Le nombre de personnages impliqués se voulant légion, chacun y trouvera son préféré. Et l'on touche alors au cœur de ce que sera Bleach pour les années à venir : l'incarnation même du fan-service débridé. Femelles pourvues de poumons hypertrophiés, personnages cherchant à paraître classe auprès du lecteur jusqu'à l'outrance, techniques destructrices pondues à la chaîne : c'est du film d'action américain des années 1980 adapté sur planche.
Je ne pense pas que ça soit faire offense à Kubo que de dire cela de son œuvre dans la mesure où il n'a jamais réellement eu la prétention de faire mieux.


C'est encore pour cette raison que je ressens une tendresse bienveillante à l'égard de Bleach. Car, comparativement à ses petits camarades Naruto et One Piece avec lesquels il formait le trio de tête du Shônen Weekly Jump (avant de chuter brutalement suite à la baisse d'audience de son adaptation animée), Bleach n'a jamais réellement périclité dans la mesure où le manga n'a jamais visé très haut pour commencer. Une ligne parallèle à l'axe des abscisses avec quelques occasionnelles fluctuation, voilà pour la courbe chargée de représenter la qualité du manga.

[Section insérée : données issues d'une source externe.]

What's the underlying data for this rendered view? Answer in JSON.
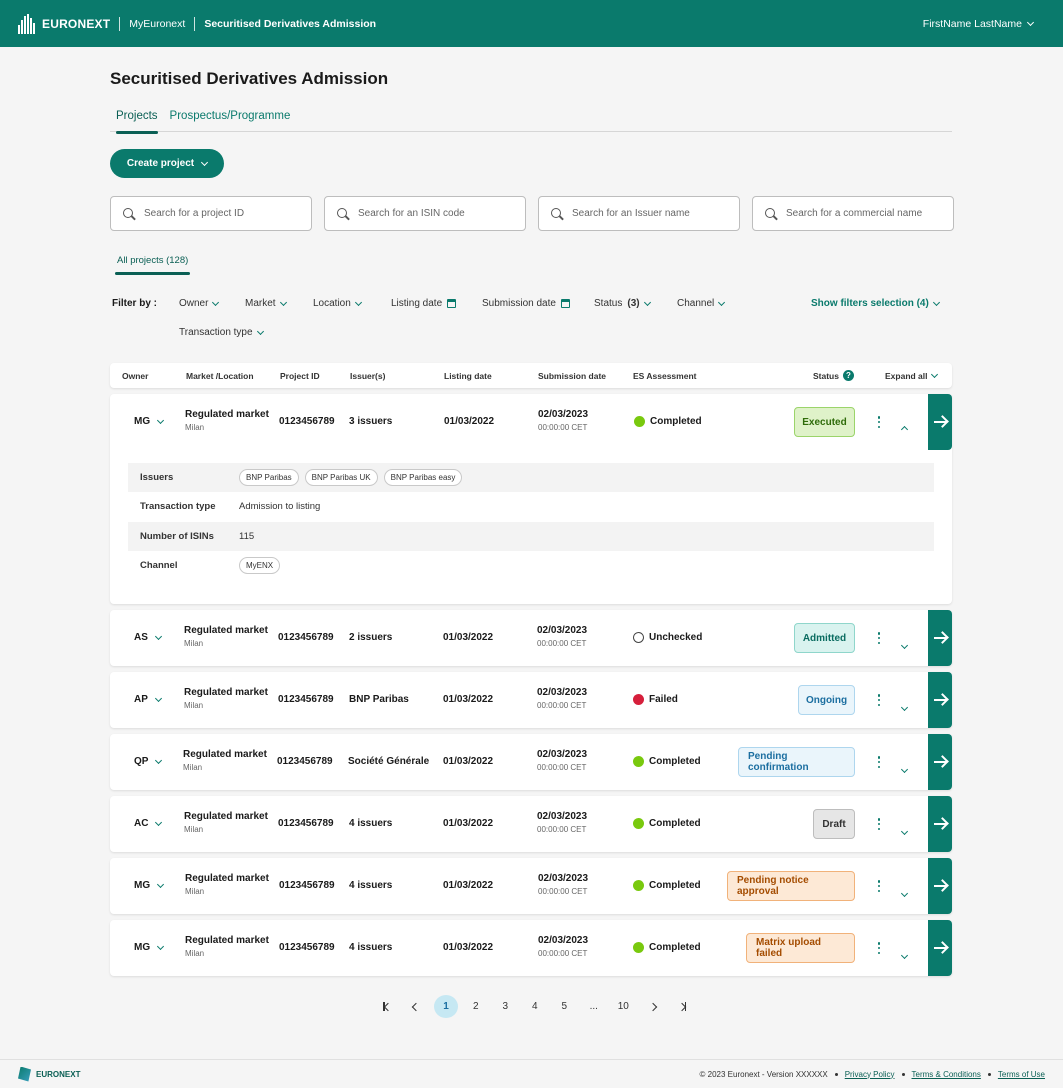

Une fois pris comme tel, on n'en attend au final pas grand chose. Juste un bon défouloir admirablement bien dessiné. Le trait de Kubo, d'abord anecdotique dans les premiers tomes s'affinera au point de devenir l'un des dessins les plus admirables sur le plan esthétique tous Shônens confondus qu'il m'ait été donné de lire jusqu'à présent. C'est sans doute parce qu'il s'appliquait tant sur les représentations de ses personnages qu'il en oubliait de dessiner des décors...


Sur la fin, un chapitre de Bleach se lisait en deux minutes. Des explosions ici et là sur un fond blanc, une ou deux jolies planches, et un power up du protagoniste ou de l'antagoniste devant le regarde éberlué de son adversaire. Il suffisait ensuite de répéter le procédé à l'envie jusqu'à ce qu'un des deux personnages ne puisse plus gagner en puissance grâce à la magie des pouvoirs sortis de nulle part et ne meurt.


J'avoue ressentir une tendresse bienveillante à l'égard de Bleach, justifiant par là même la note excessivement élevée que je lui ai attribué pour la totalité de son intrigue. Car Kubo, contrairement aux autres auteurs de nekketsu à succès ayant méchamment perdus en qualité au cours du temps, a su rester constant. Il a mené sa barque tout droit, sans éclat, sans déception, mais il n'a pas dévié.


Si Bleach se laisse apprécier comme un plaisir coupable, si l'on se laisse aller à la dégustation de ces planches exquises pour rester les vagues témoins d'actes de violence démesurés entre personnages que l'on apprécie (on a tous un préféré dans le tas, ne nous voilons pas la face), le manga se lit sans que l'on ait à forcer.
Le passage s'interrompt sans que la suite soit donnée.